Anna Maria
Woźniak
... restart
systemu...
Temat: Indesign, ustawienia pdf, suma barw (total ink limit 300)...
Przejrzałam forum ale nie znalazłam odpowiedzi na mój problem, jeśli był, przepraszam, nie wiem jak inaczej szukać.Indesign CC po polsku, pecet (ale jak mi ktoś napisze o doświadczeniach z indyka angielskiego lub na maku to też podłapię)
Mam zdjęcie, które ma ciemne fragmenty, ale nie przekraczają limitu barw 300 w fotoszopie - jest 295-297 maksimum.
W indesignie częściowo na to zdjecie nachodzi gruba krecha 100% black
Jak robię sobie pogdląd w indesignie to gdzieniegdzie w miejscu gdzie krecha wchodzi na zdjecie mam przekroczony limit 300 - a nie powinien być.

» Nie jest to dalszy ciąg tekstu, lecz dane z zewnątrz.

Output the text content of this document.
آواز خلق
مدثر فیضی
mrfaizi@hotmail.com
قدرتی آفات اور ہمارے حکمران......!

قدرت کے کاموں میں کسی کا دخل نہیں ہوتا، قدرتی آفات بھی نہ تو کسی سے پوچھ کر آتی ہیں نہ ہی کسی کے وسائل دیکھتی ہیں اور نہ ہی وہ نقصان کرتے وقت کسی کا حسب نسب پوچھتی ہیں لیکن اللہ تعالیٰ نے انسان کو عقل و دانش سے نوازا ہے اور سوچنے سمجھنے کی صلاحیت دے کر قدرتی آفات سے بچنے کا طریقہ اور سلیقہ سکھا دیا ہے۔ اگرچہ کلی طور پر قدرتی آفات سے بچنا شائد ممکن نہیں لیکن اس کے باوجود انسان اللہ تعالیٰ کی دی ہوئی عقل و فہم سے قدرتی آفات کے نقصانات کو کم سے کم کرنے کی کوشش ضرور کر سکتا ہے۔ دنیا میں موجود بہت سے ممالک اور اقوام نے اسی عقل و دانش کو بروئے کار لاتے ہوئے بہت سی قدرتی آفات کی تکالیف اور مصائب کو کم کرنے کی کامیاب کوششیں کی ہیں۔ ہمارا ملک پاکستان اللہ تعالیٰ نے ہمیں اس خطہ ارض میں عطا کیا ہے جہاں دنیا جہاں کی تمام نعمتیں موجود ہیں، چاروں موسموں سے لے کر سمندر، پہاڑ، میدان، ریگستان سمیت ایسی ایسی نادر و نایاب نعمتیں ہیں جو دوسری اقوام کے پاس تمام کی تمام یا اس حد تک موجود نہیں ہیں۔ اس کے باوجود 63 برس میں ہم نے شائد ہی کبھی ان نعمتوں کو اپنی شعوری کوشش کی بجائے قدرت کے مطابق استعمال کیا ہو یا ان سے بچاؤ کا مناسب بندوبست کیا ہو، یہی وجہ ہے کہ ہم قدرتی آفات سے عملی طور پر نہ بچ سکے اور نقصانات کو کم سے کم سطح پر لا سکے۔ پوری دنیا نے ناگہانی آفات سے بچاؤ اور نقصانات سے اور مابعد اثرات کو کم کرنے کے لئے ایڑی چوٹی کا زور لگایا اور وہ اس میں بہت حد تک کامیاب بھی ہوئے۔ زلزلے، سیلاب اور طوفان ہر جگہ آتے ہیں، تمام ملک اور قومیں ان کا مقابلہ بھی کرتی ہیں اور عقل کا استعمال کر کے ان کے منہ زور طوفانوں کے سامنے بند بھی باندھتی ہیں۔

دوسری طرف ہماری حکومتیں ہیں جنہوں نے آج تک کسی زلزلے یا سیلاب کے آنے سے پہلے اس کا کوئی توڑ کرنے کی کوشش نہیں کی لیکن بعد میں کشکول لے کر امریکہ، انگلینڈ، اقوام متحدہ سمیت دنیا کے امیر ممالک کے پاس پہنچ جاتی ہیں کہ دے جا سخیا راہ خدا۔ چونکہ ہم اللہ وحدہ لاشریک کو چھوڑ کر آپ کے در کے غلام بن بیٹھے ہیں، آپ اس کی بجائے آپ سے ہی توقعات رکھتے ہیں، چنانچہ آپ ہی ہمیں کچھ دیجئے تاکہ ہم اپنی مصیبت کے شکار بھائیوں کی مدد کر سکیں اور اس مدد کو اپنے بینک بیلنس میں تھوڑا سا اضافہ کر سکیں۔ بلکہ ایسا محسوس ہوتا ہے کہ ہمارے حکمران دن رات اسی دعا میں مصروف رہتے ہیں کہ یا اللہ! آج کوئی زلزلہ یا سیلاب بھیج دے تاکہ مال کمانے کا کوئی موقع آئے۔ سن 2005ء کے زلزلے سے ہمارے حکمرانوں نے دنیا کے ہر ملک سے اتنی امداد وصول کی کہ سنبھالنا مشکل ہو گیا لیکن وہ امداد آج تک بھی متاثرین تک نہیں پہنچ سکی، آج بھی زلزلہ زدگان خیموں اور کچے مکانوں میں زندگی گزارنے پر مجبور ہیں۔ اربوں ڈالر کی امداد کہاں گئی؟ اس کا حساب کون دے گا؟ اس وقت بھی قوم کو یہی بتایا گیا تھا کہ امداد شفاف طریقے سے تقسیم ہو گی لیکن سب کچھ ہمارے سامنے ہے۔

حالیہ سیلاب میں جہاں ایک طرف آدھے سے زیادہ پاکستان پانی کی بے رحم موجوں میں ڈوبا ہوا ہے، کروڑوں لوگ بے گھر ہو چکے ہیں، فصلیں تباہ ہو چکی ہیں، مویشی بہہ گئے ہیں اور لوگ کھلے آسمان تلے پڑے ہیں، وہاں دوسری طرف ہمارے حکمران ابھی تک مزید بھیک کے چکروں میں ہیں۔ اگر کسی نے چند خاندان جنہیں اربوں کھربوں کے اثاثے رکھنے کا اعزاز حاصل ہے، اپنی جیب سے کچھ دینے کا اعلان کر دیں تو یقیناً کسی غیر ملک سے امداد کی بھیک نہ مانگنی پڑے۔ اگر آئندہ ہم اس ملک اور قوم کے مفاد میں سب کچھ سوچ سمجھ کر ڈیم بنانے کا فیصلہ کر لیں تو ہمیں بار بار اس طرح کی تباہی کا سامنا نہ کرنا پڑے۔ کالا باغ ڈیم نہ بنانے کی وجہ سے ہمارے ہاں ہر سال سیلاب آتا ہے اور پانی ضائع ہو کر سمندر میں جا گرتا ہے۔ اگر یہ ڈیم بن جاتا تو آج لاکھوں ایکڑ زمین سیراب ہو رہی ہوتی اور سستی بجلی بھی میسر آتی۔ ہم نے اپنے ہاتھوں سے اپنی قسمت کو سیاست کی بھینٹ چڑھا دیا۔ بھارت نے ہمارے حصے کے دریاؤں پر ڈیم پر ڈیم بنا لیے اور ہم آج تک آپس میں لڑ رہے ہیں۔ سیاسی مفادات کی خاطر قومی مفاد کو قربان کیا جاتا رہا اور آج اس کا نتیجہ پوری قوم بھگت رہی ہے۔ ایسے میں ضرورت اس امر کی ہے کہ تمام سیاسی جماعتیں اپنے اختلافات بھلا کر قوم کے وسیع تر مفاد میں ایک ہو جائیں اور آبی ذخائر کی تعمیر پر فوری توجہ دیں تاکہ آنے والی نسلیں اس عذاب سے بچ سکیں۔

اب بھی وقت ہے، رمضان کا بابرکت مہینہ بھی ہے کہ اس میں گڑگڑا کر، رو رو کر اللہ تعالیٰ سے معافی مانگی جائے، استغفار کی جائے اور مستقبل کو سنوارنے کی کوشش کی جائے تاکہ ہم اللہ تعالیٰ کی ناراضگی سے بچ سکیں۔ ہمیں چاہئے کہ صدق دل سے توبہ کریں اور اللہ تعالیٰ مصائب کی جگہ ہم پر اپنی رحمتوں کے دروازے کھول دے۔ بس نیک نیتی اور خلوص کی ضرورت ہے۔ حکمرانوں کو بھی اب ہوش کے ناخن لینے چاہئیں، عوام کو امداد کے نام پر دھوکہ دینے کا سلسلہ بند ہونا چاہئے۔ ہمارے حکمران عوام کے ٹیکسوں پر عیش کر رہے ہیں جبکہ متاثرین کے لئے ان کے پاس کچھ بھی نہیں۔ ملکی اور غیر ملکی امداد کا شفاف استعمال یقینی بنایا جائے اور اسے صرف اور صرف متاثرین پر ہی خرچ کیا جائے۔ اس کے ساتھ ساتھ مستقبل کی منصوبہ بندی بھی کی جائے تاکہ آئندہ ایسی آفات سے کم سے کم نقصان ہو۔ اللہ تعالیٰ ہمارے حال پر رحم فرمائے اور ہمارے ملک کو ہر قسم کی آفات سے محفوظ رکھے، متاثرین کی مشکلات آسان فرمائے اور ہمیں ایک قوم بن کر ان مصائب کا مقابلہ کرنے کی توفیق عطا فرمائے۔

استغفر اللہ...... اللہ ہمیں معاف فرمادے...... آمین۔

Jak robię pdf-a i wrzucam go na pustą stronę w indyku to nadal mi to pokazuje.
Moje ustawienia:
1. Mam profil od drukarni: ISO Coated v2 300% eci
2. Photoshop
przy zapisywaniu zdjęcia jest dołączony profil ISO Coated v2 300% eci
3. Indesign
-> Edycja
-> ustawienia kolorów
przestrzenie robocze:
RGB: Adobe RGB (1998)
CMYK: ISO Coated v2 300% eci
-> zasady zarządzania kolorami:
RGB: konwertuj do przestrzeni roboczej
CMYK: konwertuj do przestrzeni roboczej
opcje konwersji: Adobe (ACE)
metoda konwersji: Relatywna kolometryczna
włączone: Użyj kompensacji punktu czerni
-> przydziel profile:
RGB -> przydziel profil Adobe RGB (1998)
DMYK -> przydziel profl ISO Coated v2 300% eci
-> konwertuj do profilu
profil RGB: Roboczy RGB Adobe RGB (1998)
profil CMYK: Roboczy ISO Coated v2 300% eci
OPCJE PRZY WYPUSZCZANIU PDF-a
w wyjsciu (output) mam tak ustawione:
standard: brak, zgodność Acrobat5 1.4 (mam też wyższe, ale w specyfikacji drukarni wskazano ten)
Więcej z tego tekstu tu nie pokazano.